A Walk in the Dark
Digitale Fußspuren von Wut- und Reichsbürgern
Außerdem im Blitzlicht:
Musks Twitter und der Hass im Netz
Die Gesellschaft des digitalen Spektakels
Bange sahen im September viele dem Winter entgegen. Vor aufkommenden Massenprotesten, gar vor Volksaufständen wurde gewarnt. Insbesondere demokratiefeindliche Akteure sahen in der drohenden Energieknappheit eine Mobilisierungschance. Der »heiße Herbst«, der das Spektakel einleiten sollte, entpuppte sich jedoch als heiße Luft. Wie in diesem Trendreport anhand von Telegram-Daten beleuchtet wird, hat das Thema der Energiekrise nie wirklich gezündet. Dass uns nach diesem müden Auftakt ein »Wutwinter« ins Haus steht, darf bezweifelt werden.
Ruhig war es im demokratiefeindlichen Lager dennoch nicht.

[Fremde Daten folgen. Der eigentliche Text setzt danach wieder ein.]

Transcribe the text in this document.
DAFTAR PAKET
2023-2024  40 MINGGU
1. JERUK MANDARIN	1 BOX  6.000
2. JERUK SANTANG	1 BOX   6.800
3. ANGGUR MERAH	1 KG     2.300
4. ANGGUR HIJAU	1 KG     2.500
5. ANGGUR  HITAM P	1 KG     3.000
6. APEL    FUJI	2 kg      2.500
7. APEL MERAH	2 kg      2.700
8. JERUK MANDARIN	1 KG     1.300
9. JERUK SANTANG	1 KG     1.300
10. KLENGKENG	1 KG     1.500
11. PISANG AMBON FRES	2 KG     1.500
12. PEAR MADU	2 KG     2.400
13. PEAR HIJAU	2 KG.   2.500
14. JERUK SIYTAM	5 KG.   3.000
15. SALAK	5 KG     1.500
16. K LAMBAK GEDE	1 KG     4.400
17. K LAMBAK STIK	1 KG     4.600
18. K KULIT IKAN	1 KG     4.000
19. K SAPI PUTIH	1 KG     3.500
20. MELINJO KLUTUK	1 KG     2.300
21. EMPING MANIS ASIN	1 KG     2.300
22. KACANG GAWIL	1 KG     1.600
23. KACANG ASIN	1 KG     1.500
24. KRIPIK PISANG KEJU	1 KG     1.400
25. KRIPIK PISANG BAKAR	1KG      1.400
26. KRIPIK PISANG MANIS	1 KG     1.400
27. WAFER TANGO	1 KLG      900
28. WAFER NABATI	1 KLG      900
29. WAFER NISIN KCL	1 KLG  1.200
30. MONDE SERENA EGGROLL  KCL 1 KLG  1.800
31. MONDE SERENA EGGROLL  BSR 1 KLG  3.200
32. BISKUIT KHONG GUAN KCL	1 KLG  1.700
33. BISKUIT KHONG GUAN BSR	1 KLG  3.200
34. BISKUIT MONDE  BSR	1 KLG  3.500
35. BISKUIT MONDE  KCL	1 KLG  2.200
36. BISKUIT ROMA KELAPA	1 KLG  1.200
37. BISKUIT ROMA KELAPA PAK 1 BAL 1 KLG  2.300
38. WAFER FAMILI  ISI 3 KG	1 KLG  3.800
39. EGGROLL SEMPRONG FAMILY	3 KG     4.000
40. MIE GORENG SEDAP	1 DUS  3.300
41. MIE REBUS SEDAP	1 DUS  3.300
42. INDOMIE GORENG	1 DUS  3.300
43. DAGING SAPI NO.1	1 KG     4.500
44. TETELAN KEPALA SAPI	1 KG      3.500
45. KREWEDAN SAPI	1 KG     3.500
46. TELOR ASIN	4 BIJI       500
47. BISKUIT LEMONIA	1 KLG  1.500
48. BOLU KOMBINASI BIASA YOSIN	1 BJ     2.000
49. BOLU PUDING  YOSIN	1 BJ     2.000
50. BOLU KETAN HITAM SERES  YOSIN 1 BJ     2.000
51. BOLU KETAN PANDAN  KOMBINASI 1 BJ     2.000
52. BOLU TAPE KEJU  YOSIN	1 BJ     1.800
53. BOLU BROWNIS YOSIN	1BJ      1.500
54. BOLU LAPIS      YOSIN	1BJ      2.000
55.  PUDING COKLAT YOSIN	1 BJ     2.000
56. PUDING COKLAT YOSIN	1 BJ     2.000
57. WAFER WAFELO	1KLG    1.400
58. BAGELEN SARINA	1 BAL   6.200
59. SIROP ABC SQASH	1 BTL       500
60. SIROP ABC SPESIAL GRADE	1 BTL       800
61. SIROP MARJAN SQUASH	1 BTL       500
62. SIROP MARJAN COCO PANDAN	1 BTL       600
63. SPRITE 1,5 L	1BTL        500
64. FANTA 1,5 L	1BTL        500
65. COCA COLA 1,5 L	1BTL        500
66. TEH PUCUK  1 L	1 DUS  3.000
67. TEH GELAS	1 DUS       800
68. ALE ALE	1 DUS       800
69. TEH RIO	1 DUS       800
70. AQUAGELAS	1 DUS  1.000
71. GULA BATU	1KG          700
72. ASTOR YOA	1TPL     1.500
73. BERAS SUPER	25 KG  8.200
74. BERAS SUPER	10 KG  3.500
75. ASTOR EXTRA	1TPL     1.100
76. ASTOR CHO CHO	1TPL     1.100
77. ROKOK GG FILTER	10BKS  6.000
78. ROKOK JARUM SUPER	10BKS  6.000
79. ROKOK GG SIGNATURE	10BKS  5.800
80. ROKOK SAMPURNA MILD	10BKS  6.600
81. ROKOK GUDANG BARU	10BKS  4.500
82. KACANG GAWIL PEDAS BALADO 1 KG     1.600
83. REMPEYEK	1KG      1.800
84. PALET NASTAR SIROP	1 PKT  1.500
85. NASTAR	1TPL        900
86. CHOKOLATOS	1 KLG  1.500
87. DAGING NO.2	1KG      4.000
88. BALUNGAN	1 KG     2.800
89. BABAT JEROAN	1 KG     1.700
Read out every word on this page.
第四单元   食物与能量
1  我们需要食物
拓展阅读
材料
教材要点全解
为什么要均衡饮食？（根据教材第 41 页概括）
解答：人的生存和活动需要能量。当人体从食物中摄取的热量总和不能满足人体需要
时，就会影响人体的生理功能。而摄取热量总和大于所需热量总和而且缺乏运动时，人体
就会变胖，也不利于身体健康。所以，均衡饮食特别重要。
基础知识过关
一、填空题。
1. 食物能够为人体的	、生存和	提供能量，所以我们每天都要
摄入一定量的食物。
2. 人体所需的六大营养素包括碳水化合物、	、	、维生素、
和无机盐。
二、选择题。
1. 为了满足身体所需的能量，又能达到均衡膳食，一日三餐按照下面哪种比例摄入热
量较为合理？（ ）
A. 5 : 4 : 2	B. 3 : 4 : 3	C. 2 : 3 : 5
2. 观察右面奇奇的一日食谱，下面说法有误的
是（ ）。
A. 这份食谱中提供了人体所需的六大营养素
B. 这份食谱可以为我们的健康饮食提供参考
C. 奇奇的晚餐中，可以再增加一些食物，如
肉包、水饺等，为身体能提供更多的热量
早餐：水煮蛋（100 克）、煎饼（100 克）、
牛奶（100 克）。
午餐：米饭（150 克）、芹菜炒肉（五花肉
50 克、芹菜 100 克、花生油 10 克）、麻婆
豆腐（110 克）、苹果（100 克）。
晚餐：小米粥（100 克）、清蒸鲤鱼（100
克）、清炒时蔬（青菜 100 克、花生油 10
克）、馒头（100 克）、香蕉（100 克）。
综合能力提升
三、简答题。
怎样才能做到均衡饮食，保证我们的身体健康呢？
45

Dass es unter der Oberfläche brodelt und viel im Verdeckten passiert, zeigen die Razzien gegen die Reichsbürger: ein Anlass, sich dieser Szene im Speziellen zu widmen. Der Radar geht daher auch der Frage nach, wie sie in die demokratiefeindliche Online-Sphäre eingebettet ist. Dieser Exkurs macht deutlich, dass das Monitoring der BAG flexibel auf aktuelle Ereignisse eingehen und wertvolle Hintergrundinformationen dazu liefern kann.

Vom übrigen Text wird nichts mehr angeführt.